Archaeology Research Assistant Sam Coffman and Collection Manager Scott Shirar have been working hard the past few summers, teaching kids about the secrets behind the science. 

Their popular Alaska Summer Research Academy module lets high school-aged kids get their hands dirty digging for artifacts while learning the techniques and principles of archaeology. They also get a taste of local history.

Students explored the prehistoric Simpson site, located along the Tanana River near the Rosie Creek subdivision outside Fairbanks. The site was discovered in the 1990s when the previous land owner turned up some chipped stone flakes while  digging post holes for a woodshed.

The family  called the university to report the discovery and reached a professor in the UAF anthropology department who did some tests and confirmed that it was an archaeological find. It was recorded by the state, which keeps a database of sites across Alaska.

The ASRA crew returned to the site in July to open up more ground, said UAMN Archaeology Collection Manager Scott Shirar.  "We want to get a bigger artifact assemblage to give us a better idea of what’s going on out here. We’re also hoping to find some organic material and get some radio carbon dates for this site."

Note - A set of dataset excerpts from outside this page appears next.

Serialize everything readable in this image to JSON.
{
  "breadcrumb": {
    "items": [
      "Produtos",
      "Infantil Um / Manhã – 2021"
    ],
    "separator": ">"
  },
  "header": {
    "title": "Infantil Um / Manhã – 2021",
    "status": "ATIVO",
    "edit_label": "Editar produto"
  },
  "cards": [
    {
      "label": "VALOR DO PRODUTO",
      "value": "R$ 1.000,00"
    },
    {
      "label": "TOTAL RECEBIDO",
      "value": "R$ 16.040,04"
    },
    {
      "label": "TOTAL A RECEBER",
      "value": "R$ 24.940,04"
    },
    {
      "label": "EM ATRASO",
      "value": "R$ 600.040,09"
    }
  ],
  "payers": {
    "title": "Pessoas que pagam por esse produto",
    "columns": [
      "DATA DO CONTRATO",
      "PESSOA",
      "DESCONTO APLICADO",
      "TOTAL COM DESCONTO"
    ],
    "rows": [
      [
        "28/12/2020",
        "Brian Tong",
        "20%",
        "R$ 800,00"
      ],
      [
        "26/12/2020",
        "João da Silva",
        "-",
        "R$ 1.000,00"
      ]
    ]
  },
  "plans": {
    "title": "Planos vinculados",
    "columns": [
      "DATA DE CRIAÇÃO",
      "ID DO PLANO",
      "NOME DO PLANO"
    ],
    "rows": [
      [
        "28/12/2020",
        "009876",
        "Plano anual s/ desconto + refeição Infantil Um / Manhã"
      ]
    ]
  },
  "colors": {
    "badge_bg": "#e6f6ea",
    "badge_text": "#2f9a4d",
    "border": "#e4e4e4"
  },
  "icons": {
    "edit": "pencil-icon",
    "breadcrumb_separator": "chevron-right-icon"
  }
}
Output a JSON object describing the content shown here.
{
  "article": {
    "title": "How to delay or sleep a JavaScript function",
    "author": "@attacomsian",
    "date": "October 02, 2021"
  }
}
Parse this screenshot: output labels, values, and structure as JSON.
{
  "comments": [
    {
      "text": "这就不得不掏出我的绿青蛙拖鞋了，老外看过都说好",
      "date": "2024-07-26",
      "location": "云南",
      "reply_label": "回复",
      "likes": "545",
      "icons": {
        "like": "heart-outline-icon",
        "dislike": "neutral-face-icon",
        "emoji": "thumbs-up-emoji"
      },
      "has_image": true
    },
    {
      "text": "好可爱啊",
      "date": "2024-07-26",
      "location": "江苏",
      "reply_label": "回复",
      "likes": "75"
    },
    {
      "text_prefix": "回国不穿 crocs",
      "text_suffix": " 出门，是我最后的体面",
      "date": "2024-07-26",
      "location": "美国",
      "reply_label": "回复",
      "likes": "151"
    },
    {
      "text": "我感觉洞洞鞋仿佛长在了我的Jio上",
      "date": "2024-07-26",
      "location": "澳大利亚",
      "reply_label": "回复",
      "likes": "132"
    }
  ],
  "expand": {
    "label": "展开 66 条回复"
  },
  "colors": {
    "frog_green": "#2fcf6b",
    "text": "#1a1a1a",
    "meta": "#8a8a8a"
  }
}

The students took six daily trips to the field site, where they used excavation tools such as trowels, screens, GPS technology, and mapping techniques to document the finds. Next, the team will work in the archaeology laboratory at the University of Alaska Museum of the North. Using a range of computer software and scientific methods, they’ll decipher clues from artifacts, animal bones, soils, and plant remains to understand the activities that occurred at the site and how people lived in the past. 

The students found maybe a hundred artifacts, including a bi-facially flaked knife, which got everybody fired up to do some more digging.